Aztec Labs a indiqué ne pas pouvoir intervenir. Les contrats dépréciés ne comportent aucune clé d’administration, de sorte que personne ne peut les suspendre ni les mettre à jour, et le développeur Param a expliqué que le code est devenu totalement immuable une fois le pont arrêté. Les enquêteurs suivent encore la trace des fonds volés sur le réseau.
Les contrats DeFi abandonnés restent risqués
L’épisode met en lumière un problème que le secteur redécouvre sans cesse : des protocoles morts continuent de détenir de vraies sommes longtemps après le départ des équipes. Un code immuable ne peut pas être corrigé lorsqu’une faiblesse apparaît, ce qui laisse ces systèmes abandonnés, désormais largement appelés contrats zombies, exposés aux attaques pendant des années.
Cette vidange conclut une période difficile pour la sécurité on-chain.

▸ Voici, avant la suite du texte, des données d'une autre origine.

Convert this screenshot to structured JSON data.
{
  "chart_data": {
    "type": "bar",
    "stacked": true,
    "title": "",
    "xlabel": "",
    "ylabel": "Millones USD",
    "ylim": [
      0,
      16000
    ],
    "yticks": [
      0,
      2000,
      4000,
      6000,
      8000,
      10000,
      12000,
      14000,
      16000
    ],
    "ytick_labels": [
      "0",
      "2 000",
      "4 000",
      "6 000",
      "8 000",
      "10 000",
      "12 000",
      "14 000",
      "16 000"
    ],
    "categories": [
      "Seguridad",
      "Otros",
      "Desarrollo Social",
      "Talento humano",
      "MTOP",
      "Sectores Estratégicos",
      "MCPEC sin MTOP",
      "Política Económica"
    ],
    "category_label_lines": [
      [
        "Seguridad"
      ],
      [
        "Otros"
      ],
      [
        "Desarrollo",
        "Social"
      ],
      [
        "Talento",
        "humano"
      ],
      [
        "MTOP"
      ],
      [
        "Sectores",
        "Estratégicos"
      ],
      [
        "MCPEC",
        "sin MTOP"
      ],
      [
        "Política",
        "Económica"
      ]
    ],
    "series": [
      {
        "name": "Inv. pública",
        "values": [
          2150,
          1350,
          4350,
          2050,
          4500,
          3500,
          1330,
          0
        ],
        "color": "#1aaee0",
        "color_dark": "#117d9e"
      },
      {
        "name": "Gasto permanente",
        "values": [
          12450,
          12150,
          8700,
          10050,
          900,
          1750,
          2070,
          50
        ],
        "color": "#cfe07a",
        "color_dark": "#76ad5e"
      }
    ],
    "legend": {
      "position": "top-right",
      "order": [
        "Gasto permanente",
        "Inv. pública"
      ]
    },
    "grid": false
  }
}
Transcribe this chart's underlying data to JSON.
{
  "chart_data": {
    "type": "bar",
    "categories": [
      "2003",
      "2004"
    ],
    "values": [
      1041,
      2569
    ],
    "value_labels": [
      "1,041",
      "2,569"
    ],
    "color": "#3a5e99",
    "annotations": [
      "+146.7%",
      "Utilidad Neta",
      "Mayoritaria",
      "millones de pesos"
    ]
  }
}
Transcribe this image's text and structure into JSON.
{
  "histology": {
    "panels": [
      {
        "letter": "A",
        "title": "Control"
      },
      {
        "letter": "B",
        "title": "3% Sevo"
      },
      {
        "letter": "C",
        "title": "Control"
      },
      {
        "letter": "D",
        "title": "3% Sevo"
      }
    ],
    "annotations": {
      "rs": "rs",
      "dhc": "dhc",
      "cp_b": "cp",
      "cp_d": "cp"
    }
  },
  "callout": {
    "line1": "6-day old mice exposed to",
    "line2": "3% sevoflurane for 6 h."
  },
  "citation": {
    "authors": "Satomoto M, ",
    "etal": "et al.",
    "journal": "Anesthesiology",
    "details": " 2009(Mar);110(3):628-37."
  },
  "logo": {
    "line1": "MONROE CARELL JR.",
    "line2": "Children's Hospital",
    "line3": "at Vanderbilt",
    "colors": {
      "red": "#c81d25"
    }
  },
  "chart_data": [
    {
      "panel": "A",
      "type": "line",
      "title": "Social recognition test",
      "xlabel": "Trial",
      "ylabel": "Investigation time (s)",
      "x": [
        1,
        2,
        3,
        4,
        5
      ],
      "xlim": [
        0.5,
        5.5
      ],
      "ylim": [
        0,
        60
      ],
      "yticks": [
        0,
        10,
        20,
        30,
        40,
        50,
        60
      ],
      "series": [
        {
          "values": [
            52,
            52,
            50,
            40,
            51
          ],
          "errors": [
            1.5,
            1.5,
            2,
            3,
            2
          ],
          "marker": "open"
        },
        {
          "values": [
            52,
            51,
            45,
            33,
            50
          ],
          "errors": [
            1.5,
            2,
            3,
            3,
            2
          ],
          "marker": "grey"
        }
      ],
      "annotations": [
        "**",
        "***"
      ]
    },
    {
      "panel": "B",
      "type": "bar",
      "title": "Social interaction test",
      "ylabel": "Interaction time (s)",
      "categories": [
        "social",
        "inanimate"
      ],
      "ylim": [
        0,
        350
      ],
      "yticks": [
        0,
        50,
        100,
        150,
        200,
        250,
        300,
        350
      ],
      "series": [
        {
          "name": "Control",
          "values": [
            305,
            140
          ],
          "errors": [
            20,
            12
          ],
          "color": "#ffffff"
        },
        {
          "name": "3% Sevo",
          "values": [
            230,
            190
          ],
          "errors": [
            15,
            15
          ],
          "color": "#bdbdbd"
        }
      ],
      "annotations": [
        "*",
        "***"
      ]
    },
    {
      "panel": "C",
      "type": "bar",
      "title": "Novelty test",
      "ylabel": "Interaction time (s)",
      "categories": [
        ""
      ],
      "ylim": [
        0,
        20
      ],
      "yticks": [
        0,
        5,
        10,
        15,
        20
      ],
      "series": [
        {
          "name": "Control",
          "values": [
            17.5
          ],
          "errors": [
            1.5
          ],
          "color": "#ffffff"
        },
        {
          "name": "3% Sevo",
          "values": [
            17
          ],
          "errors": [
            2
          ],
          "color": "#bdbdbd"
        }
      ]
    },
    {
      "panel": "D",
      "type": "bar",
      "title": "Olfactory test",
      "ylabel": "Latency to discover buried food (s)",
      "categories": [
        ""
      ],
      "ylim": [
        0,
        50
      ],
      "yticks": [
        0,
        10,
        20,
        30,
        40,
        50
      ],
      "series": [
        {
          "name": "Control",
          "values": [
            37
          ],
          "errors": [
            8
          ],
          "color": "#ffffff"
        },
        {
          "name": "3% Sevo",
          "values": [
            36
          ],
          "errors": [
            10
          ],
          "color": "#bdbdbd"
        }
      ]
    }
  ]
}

Les exploits de ce mois-ci ont coûté environ 44 millions de dollars sur au moins une douzaine d’incidents, plusieurs petits protocoles ayant été touchés ces dernières semaines. Ce bilan fait suite à un mois d’avril brutal, où deux attaques seulement ont fait dépasser les pertes mensuelles 625 millions de dollars et établi un record en nombre d’incidents.